A Look at Meta’s Low-Latency Cloud Gaming Infrastructure
Tackling the challenge of providing fast, smooth, jitter-free gameplay with super low end-to-end latency, social media giant Meta has created an infrastructure capable of running multiple games on a single server — for economical efficiency — while keeping data secure, company software engineers asserted in a blog post Thursday.
This low-latency gaming platform could also serve as the base Meta’s pending Metaverse, they asserted.
Facebook launched its cloud gaming platform in 2020, providing users quick access to native Android and Windows mobile games across all the browsers. Along with high a volume of consumer access came a high volume of developer and engineering challenges.
Network, Hosting, and Cluster Management
The first step Meta took in providing low end-to-end latency was a physical one — to reduce the distance between the cloud gaming infrastructure and the players themselves. For this Meta used edge computing and deployed in edges that were close to large populations of players. The goal of edge computing is to “have a unified hosting environment to make sure we can run as many games as possible as smoothly as possible,” Meta engineers Qunshu Zhang and Xiaoxing Zhu wrote.
Next, Meta took on the goal to “make sure we can run as many games as possible as smoothly as possible,” the engineers wrote.
For this, Meta partnered with Nvidia to build a hosting environment on top of the GPUs they are using. Meta believes this step will provide the “high fidelity and low latency we need for loading and streaming games.”
Cluster management is the last piece of the end-to-end latency reduction challenge. For this, Meta used its in-house Twine cluster management. Twine coordinates the game servers on edge while custom build orchestration services manage the streaming signals. There are different hosting solutions for both Windows and Android which allows for more flexibility.
Audio and Video Streaming
High audio and video quality are arguably the most important things about cloud gaming. The characters can jump but the audio and video absolutely must not. Meta engineers selected WebRTC with Secure Real-Time Transport Protocol (SRTP) for streaming user inputs and video/audio frames.
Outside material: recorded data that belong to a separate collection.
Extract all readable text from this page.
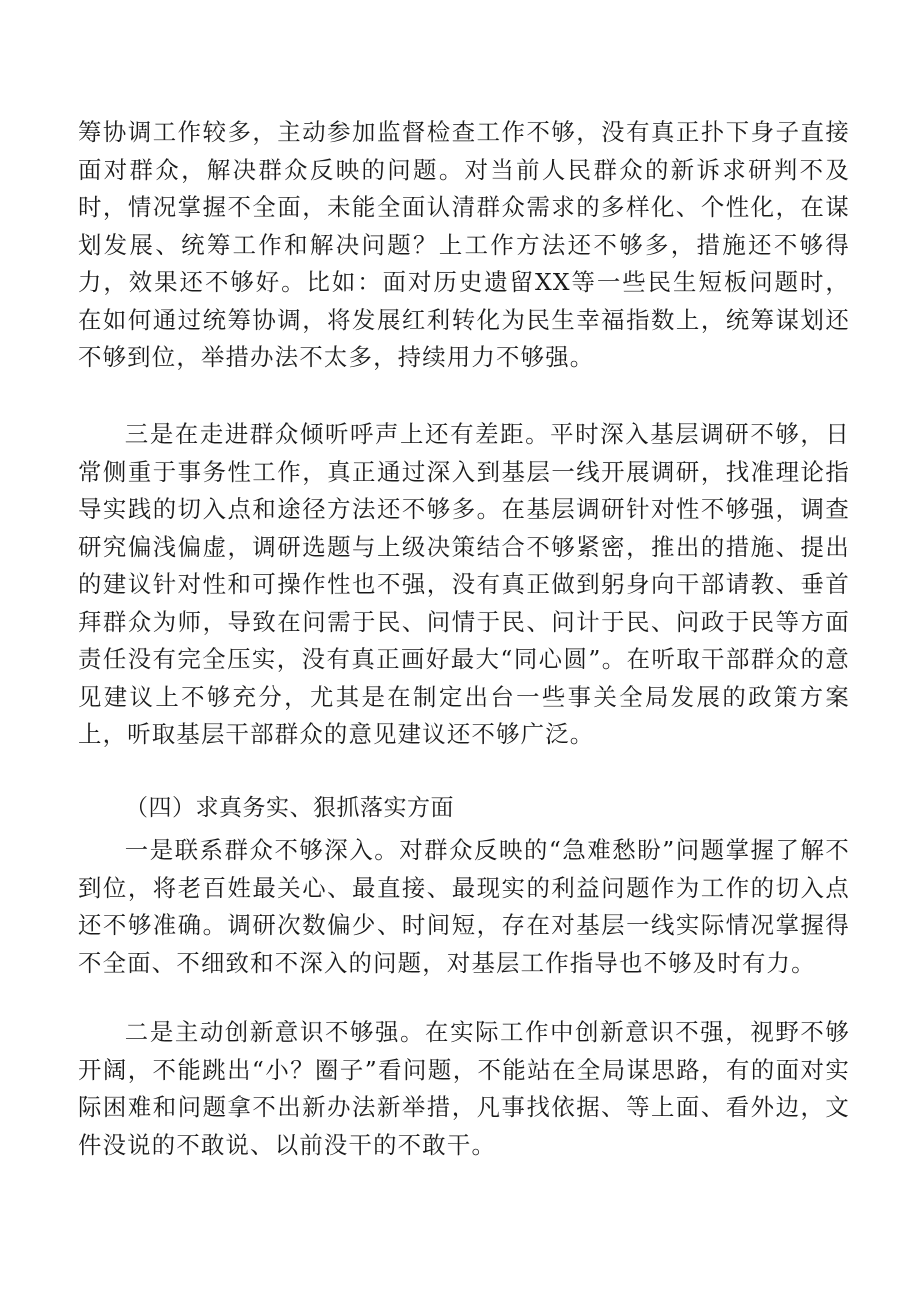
筹协调工作较多，主动参加监督检查工作不够，没有真正扑下身子直接面对群众，解决群众反映的问题。对当前人民群众的新诉求研判不及时，情况掌握不全面，未能全面认清群众需求的多样化、个性化，在谋划发展、统筹工作和解决问题？上工作方法还不够多，措施还不够得力，效果还不够好。比如：面对历史遗留XX等一些民生短板问题时，在如何通过统筹协调，将发展红利转化为民生幸福指数上，统筹谋划还不够到位，举措办法不太多，持续用力不够强。

三是在走进群众倾听呼声上还有差距。平时深入基层调研不够，日常侧重于事务性工作，真正通过深入到基层一线开展调研，找准理论指导实践的切入点和途径方法还不够多。在基层调研针对性不够强，调查研究偏浅偏虚，调研选题与上级决策结合不够紧密，推出的措施、提出的建议针对性和可操作性也不强，没有真正做到躬身向干部请教、垂首拜群众为师，导致在问需于民、问情于民、问计于民、问政于民等方面责任没有完全压实，没有真正画好最大“同心圆”。在听取干部群众的意见建议上不够充分，尤其是在制定出台一些事关全局发展的政策方案上，听取基层干部群众的意见建议还不够广泛。

（四）求真务实、狠抓落实方面

一是联系群众不够深入。对群众反映的“急难愁盼”问题掌握了解不到位，将老百姓最关心、最直接、最现实的利益问题作为工作的切入点还不够准确。调研次数偏少、时间短，存在对基层一线实际情况掌握得不全面、不细致和不深入的问题，对基层工作指导也不够及时有力。

二是主动创新意识不够强。在实际工作中创新意识不强，视野不够开阔，不能跳出“小？圈子”看问题，不能站在全局谋思路，有的面对实际困难和问题拿不出新办法新举措，凡事找依据、等上面、看外边，文件没说的不敢说、以前没干的不敢干。
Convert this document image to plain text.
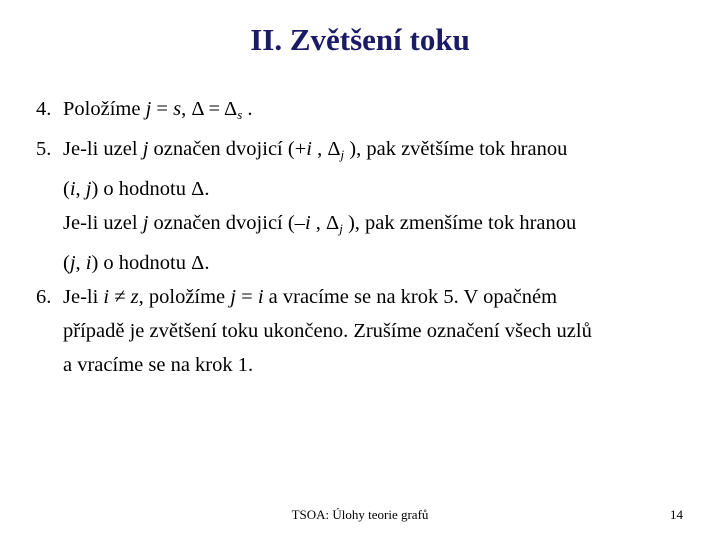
II. Zvětšení toku
4. Položíme j = s, $\Delta = \Delta_s$ .
5. Je-li uzel j označen dvojicí (+i , $\Delta_j$ ), pak zvětšíme tok hranou
(i, j) o hodnotu Δ.
Je-li uzel j označen dvojicí (–i , $\Delta_j$ ), pak zmenšíme tok hranou
(j, i) o hodnotu Δ.
6. Je-li i ≠ z, položíme j = i a vracíme se na krok 5. V opačném
případě je zvětšení toku ukončeno. Zrušíme označení všech uzlů
a vracíme se na krok 1.
TSOA: Úlohy teorie grafů	14
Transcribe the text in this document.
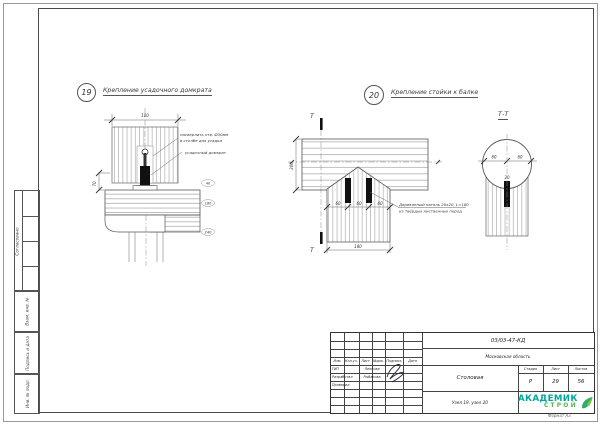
Согласовано
Взам. инв. №
Подпись и дата
Инв. № подл.
19 Крепление усадочного домкрата	20 Крепление стойки к балке
Т-Т
100
70	40
180
240
насверлить отв. Ø30мм
в столбе для усадки
усадочный домкрат
Т
Т
60	60	60
300
180
Деревянный нагель 20х20, L=180
из твёрдых лиственных пород
60	60
20
Изм.	Кол.уч. Лист №док. Подпись	Дата
ГИП	Ленкова
Разработал	Рыбакова
Проверил
03/03-47-КД
Московская область
Столовая
Узел 19, узел 20
Стадия	Лист	Листов
Р	29	56
АКАДЕМИК
СТРОЙ
Формат А3
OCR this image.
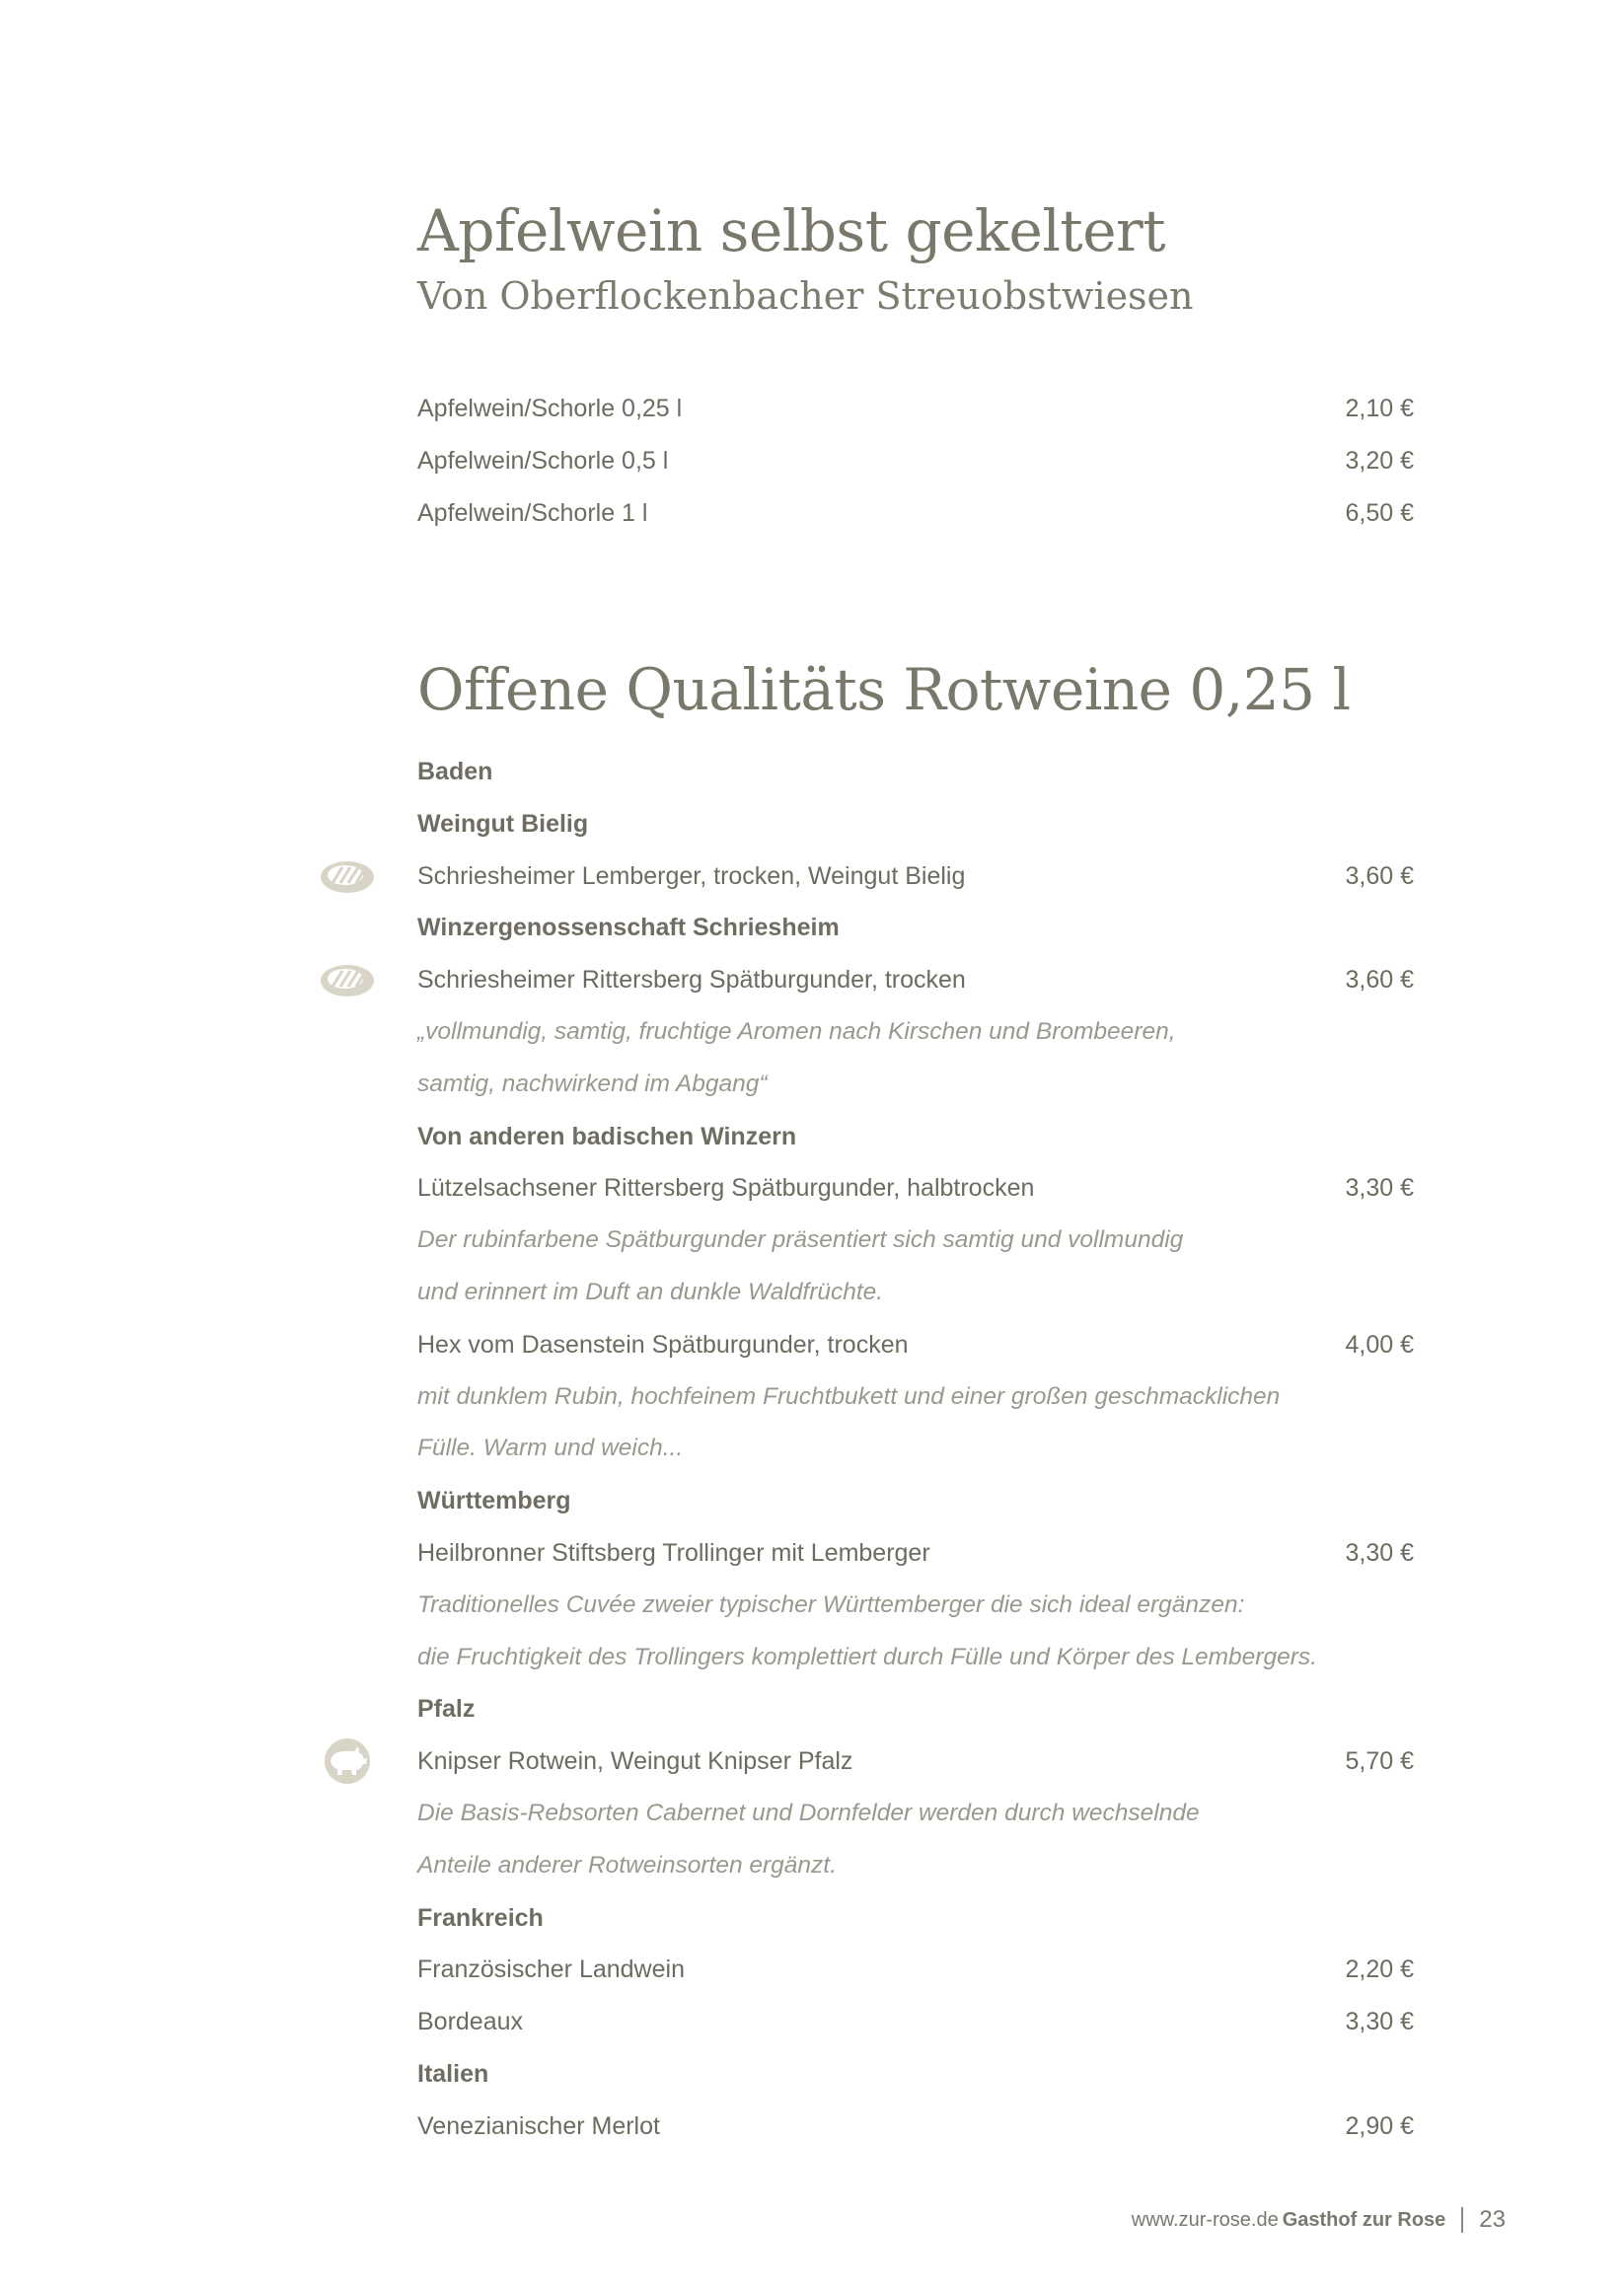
Apfelwein selbst gekeltert
Von Oberflockenbacher Streuobstwiesen
Apfelwein/Schorle 0,25 l	2,10 €
Apfelwein/Schorle 0,5 l	3,20 €
Apfelwein/Schorle 1 l	6,50 €
Offene Qualitäts Rotweine 0,25 l
Baden
Weingut Bielig
Schriesheimer Lemberger, trocken, Weingut Bielig	3,60 €
Winzergenossenschaft Schriesheim
Schriesheimer Rittersberg Spätburgunder, trocken	3,60 €
„vollmundig, samtig, fruchtige Aromen nach Kirschen und Brombeeren,
samtig, nachwirkend im Abgang“
Von anderen badischen Winzern
Lützelsachsener Rittersberg Spätburgunder, halbtrocken	3,30 €
Der rubinfarbene Spätburgunder präsentiert sich samtig und vollmundig
und erinnert im Duft an dunkle Waldfrüchte.
Hex vom Dasenstein Spätburgunder, trocken	4,00 €
mit dunklem Rubin, hochfeinem Fruchtbukett und einer großen geschmacklichen
Fülle. Warm und weich...
Württemberg
Heilbronner Stiftsberg Trollinger mit Lemberger	3,30 €
Traditionelles Cuvée zweier typischer Württemberger die sich ideal ergänzen:
die Fruchtigkeit des Trollingers komplettiert durch Fülle und Körper des Lembergers.
Pfalz
Knipser Rotwein, Weingut Knipser Pfalz	5,70 €
Die Basis-Rebsorten Cabernet und Dornfelder werden durch wechselnde
Anteile anderer Rotweinsorten ergänzt.
Frankreich
Französischer Landwein	2,20 €
Bordeaux	3,30 €
Italien
Venezianischer Merlot	2,90 €
www.zur-rose.de Gasthof zur Rose 23
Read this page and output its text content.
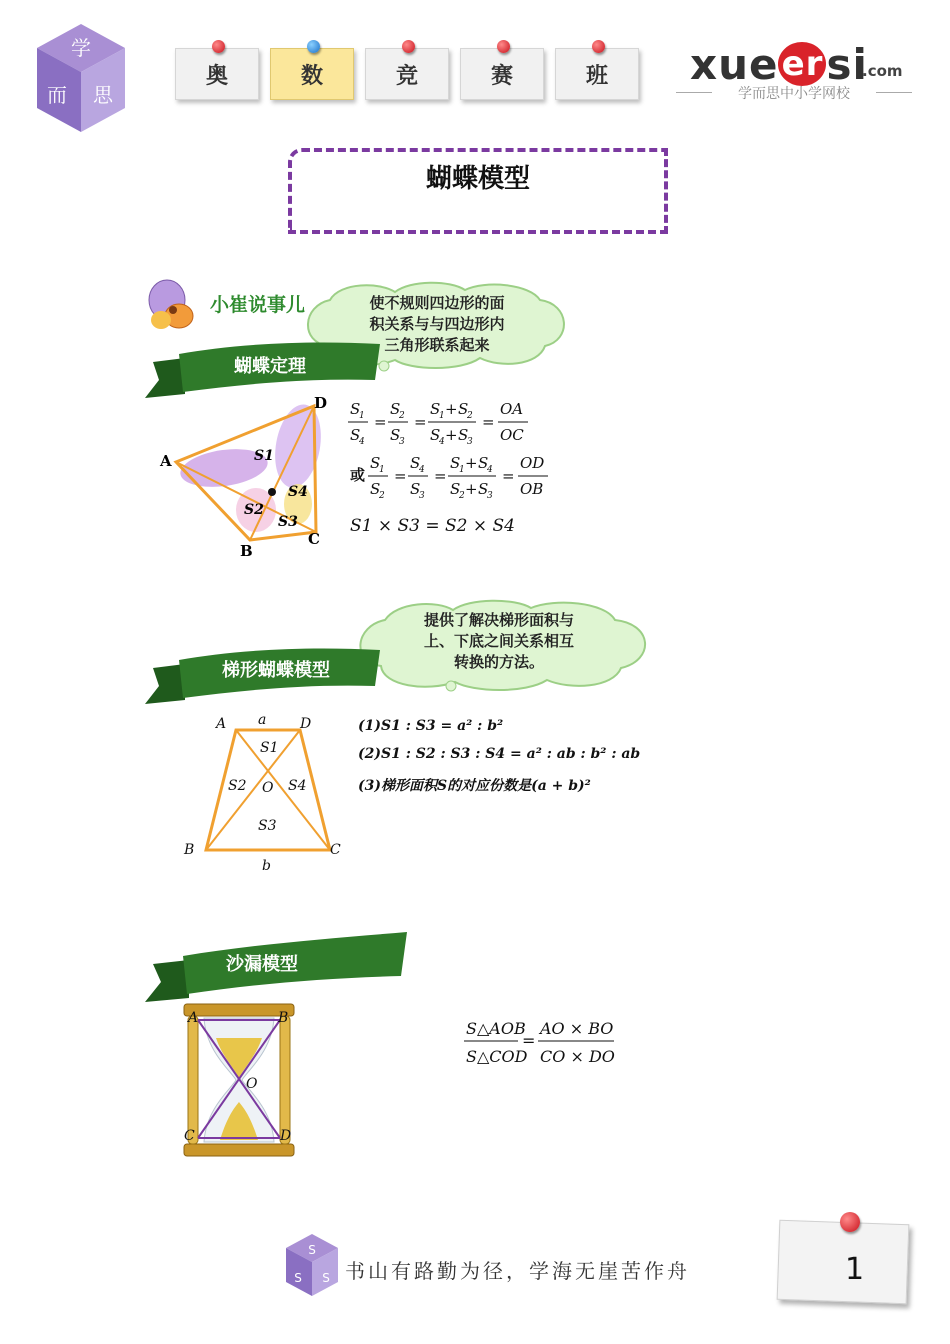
学
而 思
奥	数	竞	赛	班 xueersi
.com
学而思中小学网校
蝴蝶模型
小崔说事儿	使不规则四边形的面
积关系与与四边形内
三角形联系起来
蝴蝶定理
A
D
B
C
S1
S2
S3
S4
S
1
S
4
=
S
2
S
3
=
S
1 + S
2
S
4 + S
3
=
OA
OC
或
S
1
S
2
=
S
4
S
3
=
S
1 + S
4
S
2 + S
3
=
OD
OB
S1 × S3 = S2 × S4
提供了解决梯形面积与
上、下底之间关系相互
转换的方法。
梯形蝴蝶模型
A a D
B	C
b
O
S1
S2
S3
S4
(1)S1 : S3 = a² : b²
(2)S1 : S2 : S3 : S4 = a² : ab : b² : ab
(3)梯形面积S的对应份数是(a + b)²
沙漏模型
A	B
C	D
O
S△AOB
S△COD
=
AO × BO
CO × DO
S
S S 书山有路勤为径，学海无崖苦作舟	1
The engineers took a hard look at their workflow currently in use:
A player performed an action (make character jump) —> click event was captured and sent to the server —> game emulator received the event —> game rendered a frame that contained the result of the action (character jumped) —> Meta captured the rendered frame, copied and encoded it using a video encoder —> frame was packetized to fit into a User Datagram Protocol (UDP) packet —> sent through the network to the player —> packet gets decoded into frames and rendered for the player.
Although each action was quickly executed, all these actions added up could result in seemingly sluggish performance.
The revised workflow now includes fewer steps:
Now when a game renders a frame, it’s rendered in the GPU and doesn’t leave the GPU memory until it’s encoded. As a result, the new process doesn’t use much of the PCI bus between the GPU and the main server. For further efficiency, this process also creates an encoded frame that ends up being smaller than the raw frame.
Meta can take advantage of the inherent latency of the player’s computer monitor or phone screen, using imperceptible intervals between frames to help absorb some of the jitter and smooth out video.
To continue to push for improved latency, the video is sent ahead of the audio when it’s time to decode, which goes against the current practice of audio and video being sent together. Meta can also take advantage of the inherent latency of the player’s computer monitor or phone screen. The screen renders frames one by one at a certain rate (e.g., 30fps or 60fps). Meta can use those imperceptible intervals between frames to help absorb some of the jitter and smooth out the video. For devices with support for higher FPS, the latency can go down further.
Serving Windows- and Android-based system, the system inherently takes on the security challenges of those environments and also needs protection from threats like DDOS attacks.
To ensure safety, Meta’s cloud gaming infrastructure is completely separate from its core data. In terms of how the cloud gaming infrastructure is protected, security threats are tested at every level of development, starting in design and continuing through implementation and testing. This includes threat modeling, security code reviews, fuzz testing, and security testing. Meta also has external companies performing security assessments as an extra layer of protection.
What’s Next for Cloud Gaming?
In terms of tech improvements, Meta is currently working with mobile network carries to improve latency across mobile networks as well as with chipset networks to improve latency in user devices. Engineering teams are also working on new container technologies to provide better streaming efficiency and continuing to ensure that security measures keep pace with all growing areas.
Developers can also look out for significant upcoming improvements with system compatibility and better tool for development, testing, debugging, and analytics.